Marica Branchesi


Marica Branchesi is an Italian astrophysicist. Her leadership and scientific work was pivotal for Virgo/LIGO's discovery of gravitational waves. She is vice president of International Astronomical Union Gravitational Wave Astrophysics Commission and member of the Gravitational Wave International Committee.

Education

Branchesi completed her undergraduate degree in astronomy in 2002, and obtained a Ph.D. from the University of Bologna in 2006, with a focus in radio astronomy, black holes and clusters of galaxies. She then moved to the California Institute of Technology, where she met her husband, Jan Harms, German physicist and gravitational waves expert.

Research

After being awarded a grant by Italian Minister of Education in 2009, she decided to move back to Italy, where she built her own research staff at the University of Urbino. She is now an assistant professor at the Gran Sasso Science Institute, where she works as co-liaison to coordinate between LIGO's and Virgo's follow up of sending gravitational-wave alerts in low-latency. At LIGO/Virgo, she also studied gravitational waves physics and electromagnetic signals associated with gravitational signal sources.
Notably, she was named one of Nature's "Ten people who mattered this year" for her work as liaison between LIGO and Virgo in the gravitational wave collaboration.
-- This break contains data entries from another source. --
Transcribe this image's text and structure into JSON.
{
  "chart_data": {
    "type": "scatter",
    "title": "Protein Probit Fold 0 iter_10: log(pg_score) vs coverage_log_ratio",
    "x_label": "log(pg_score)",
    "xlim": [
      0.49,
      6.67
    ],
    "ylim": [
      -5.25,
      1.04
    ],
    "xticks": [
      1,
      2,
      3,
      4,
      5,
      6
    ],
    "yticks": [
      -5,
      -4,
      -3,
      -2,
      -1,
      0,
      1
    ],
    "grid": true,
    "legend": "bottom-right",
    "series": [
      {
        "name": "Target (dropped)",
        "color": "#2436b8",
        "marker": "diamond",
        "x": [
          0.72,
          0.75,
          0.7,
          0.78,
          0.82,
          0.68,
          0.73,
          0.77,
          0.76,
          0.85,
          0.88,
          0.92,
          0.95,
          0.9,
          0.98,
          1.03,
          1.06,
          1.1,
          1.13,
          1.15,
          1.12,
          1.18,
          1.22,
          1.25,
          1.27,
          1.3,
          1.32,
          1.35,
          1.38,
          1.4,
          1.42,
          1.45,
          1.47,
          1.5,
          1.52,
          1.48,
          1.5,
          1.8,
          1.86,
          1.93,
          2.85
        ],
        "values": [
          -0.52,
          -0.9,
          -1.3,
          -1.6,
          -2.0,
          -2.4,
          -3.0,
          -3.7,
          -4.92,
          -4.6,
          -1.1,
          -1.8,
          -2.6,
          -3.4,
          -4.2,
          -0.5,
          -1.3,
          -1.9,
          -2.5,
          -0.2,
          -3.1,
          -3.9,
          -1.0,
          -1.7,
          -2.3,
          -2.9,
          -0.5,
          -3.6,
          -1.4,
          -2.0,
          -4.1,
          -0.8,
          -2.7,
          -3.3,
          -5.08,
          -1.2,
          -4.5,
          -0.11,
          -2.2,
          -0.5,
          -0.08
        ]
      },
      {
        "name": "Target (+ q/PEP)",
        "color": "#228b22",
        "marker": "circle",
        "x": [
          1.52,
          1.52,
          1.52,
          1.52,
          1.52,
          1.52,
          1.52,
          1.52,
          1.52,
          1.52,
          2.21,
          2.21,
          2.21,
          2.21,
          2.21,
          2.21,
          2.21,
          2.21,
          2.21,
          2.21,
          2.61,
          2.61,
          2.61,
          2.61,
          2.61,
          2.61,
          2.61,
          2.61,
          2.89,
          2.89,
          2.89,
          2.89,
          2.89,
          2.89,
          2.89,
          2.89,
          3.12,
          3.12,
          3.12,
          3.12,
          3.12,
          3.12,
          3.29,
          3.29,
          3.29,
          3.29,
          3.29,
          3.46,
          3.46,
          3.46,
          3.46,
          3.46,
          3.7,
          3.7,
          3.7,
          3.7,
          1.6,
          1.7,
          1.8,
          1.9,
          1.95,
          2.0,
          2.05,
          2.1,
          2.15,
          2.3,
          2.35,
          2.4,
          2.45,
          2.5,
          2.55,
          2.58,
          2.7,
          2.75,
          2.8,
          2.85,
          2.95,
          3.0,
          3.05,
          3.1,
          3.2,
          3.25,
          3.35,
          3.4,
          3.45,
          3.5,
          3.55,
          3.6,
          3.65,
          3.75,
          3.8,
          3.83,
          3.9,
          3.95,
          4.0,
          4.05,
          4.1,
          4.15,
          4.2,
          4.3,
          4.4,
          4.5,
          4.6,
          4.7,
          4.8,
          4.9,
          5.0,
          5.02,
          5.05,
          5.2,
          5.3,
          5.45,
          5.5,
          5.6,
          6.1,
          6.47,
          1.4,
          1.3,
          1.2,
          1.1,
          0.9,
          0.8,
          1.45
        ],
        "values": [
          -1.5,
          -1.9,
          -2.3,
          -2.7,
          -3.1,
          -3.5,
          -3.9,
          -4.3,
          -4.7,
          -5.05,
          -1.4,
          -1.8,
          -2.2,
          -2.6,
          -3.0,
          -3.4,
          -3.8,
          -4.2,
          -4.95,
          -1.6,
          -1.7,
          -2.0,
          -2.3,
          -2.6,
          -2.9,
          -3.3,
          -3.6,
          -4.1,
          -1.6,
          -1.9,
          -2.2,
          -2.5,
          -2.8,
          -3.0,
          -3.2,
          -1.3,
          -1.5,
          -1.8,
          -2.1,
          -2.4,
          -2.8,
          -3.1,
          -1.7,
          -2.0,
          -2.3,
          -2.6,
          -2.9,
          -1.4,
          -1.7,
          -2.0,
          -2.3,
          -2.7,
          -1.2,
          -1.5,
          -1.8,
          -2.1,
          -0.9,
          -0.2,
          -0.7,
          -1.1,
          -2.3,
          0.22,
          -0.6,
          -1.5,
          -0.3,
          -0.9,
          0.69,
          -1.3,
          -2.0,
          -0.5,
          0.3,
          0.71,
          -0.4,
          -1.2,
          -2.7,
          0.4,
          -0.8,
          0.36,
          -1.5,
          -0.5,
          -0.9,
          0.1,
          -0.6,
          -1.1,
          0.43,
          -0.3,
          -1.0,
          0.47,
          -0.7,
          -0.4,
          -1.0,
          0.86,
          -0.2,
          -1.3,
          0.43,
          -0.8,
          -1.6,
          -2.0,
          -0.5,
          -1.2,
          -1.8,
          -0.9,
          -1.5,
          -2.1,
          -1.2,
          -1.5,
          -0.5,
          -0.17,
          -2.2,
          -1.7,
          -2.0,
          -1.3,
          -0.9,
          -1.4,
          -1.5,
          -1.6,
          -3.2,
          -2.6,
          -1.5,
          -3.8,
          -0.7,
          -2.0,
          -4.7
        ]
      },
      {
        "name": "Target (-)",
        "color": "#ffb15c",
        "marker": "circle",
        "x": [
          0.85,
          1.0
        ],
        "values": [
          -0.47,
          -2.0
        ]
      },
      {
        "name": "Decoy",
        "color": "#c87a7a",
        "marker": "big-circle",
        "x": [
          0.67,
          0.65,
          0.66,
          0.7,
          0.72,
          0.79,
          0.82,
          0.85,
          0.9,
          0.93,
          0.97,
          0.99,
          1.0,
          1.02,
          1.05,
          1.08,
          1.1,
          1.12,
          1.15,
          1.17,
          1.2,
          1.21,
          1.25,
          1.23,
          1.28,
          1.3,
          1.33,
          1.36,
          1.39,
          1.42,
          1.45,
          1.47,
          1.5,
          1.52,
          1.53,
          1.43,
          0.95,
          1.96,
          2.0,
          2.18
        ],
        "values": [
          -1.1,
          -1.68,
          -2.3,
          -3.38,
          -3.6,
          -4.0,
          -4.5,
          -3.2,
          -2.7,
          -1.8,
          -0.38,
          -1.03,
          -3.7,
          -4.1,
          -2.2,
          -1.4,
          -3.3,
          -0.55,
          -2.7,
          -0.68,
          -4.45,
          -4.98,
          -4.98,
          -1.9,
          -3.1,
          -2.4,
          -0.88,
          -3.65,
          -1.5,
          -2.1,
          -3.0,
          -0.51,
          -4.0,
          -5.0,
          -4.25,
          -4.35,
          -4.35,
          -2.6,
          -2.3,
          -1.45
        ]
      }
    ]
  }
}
She served as a link between the physicists and astronomers, and encouraged both groups to take tentative detections more seriously and coordinated telescopes to follow up on events as soon as they were discovered.
Her current interests lie in understanding the nature of black holes and neutron stars, namely what governs their emission, formation and evolution. With her research, she aims to develop multi-messenger astronomy that uses electromagnetic and gravitational waves to probe the most energetic phenomena in the universe.